Toen kon het kampvuur niet oplaaien; toen kon niet meer, bij het lieflijk golvend schijnsel eener zaklantaarn het "O Mädchen" opgevoerd worden op twee stoelen; -toen kon de ècho niet weerklinken in het dichte donkere bosch.
Slechts Bridge-termen verhieven zich boven het tikkend geluid der regen en onder Mozart's wiegenlied, dat veeleer een "wek"liedje dan een slaapliedje geleek, begaf met zich ter ruste. Even een hevig gesnurk, dan een diepe stilte, want Heil sliep. Slechts eenig geknaag bracht des slapers trommelvliezen in trilling. De regen had opgehouden.
's Anderen weeks Dinsdag togen drie gedaanten vroeg hunne tenten uit. De kampmoeder was al op om haar kinderen "reisefertig" te maken.
Wat was het dat hen zo aantrok; dat hen zoo van het Sesamkamp enkele dagen afsnoerde? –Antwerpen was twee tunnels rijker geworden; te weten één voetgangerstunnel en één snelverkeer tunnel. Zeer zeker, deze gelegenheid kon men niet voorbij laten gaan. Doch dat was nog niet het voornaamste, want volgend jaar gaan zij niet meer om de tunnels, maar om de voor slechts één franc, zegge 7 ct. aldaar verkrijgbare limonade, en de heerlijke mosselen met Potate Fruits en om de onnoozelheid van de Antwerpsche politie agenten en reisbureaupersoneel, die je met stomme verbazing aankijken, als men hen om het bureau voor vreemdelingenverkeer vraagt waar Heil per sé een kaart van Antwerpen wilde halen. De terugtocht viel, moeilijk; liever hadden we nog wat gebleven.

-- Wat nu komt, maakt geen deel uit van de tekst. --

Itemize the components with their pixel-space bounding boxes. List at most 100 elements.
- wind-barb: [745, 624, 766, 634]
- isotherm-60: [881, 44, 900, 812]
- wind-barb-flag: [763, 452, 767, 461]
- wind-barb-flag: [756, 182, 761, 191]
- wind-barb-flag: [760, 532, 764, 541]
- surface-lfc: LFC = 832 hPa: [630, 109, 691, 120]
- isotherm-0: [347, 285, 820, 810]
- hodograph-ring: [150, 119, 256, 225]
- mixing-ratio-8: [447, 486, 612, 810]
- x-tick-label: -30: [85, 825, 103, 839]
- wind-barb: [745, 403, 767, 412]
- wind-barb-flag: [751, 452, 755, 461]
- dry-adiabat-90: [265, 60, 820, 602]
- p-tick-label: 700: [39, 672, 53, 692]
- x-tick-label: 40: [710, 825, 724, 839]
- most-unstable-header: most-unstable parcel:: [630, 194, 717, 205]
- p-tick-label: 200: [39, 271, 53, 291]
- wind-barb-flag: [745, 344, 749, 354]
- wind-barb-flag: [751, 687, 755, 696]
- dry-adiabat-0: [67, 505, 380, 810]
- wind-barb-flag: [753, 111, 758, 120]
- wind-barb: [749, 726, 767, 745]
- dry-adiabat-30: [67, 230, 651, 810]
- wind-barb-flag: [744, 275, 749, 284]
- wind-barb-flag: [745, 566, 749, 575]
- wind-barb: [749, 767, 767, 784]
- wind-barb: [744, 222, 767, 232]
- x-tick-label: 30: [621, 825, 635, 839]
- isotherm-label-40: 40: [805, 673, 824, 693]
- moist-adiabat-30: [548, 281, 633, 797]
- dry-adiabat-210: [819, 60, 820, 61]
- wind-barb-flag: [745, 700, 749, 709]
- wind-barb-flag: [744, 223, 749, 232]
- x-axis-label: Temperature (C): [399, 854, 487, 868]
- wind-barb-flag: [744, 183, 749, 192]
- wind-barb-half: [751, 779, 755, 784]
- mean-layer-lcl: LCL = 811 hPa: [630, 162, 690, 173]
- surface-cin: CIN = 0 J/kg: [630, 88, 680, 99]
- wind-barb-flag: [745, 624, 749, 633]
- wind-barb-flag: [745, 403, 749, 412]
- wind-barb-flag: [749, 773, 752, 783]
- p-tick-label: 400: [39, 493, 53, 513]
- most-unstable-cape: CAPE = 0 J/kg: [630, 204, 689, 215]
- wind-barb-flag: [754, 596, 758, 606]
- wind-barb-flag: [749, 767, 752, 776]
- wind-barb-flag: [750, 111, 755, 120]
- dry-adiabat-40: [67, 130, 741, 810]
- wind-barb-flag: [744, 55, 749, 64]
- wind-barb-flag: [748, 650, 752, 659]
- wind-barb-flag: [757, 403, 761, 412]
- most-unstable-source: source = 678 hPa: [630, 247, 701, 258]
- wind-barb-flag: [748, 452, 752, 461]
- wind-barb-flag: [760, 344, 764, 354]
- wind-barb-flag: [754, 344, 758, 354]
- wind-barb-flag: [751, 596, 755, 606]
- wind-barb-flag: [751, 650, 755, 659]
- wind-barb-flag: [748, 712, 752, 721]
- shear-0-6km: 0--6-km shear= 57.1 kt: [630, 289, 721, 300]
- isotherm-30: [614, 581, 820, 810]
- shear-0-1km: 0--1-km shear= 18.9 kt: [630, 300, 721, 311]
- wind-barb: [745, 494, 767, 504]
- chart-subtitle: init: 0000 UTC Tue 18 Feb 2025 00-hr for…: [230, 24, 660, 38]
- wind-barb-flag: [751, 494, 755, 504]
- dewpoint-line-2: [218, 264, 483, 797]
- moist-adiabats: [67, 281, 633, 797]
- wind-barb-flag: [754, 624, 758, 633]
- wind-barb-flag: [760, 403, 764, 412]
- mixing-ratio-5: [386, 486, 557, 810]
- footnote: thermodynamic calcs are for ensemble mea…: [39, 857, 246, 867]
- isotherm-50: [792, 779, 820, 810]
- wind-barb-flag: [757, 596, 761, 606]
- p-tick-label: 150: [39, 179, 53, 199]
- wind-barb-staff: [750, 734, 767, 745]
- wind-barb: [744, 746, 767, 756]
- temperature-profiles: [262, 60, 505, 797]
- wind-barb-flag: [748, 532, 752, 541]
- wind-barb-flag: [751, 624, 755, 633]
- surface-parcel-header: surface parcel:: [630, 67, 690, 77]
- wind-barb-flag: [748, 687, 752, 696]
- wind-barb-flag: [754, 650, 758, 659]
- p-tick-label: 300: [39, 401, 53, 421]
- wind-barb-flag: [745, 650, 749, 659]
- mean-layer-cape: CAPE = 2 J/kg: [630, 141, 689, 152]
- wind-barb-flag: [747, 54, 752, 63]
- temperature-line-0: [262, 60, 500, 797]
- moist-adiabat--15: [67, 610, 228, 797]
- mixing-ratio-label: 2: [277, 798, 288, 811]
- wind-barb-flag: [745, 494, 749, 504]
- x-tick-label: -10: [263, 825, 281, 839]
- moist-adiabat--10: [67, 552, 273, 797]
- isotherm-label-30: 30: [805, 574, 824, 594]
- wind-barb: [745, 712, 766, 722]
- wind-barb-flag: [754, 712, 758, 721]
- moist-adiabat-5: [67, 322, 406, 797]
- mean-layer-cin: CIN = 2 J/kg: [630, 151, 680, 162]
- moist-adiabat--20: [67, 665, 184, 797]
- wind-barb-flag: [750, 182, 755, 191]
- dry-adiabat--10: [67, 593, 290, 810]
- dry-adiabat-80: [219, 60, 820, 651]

De dag na hun aankomst had de doop der kampfoeten plaats, onder veel verzet en genoegen. Het was als een doop bij Mormonen, doch deze hebben nog eenige plechtigheid daarbij. Het was een waarlijk Paradijs.
Bij de aftocht sukkelde Moeder nog met haar kleinste, die niet goed op de fiets mee kon komen, en die zij maar op de trein ergens zette. Dank zij Heil's goede invloed kreeg Sesam de Perl-smaak te pakken. Hopelijk zal zij meer en meer in Sesamkringen doordringen.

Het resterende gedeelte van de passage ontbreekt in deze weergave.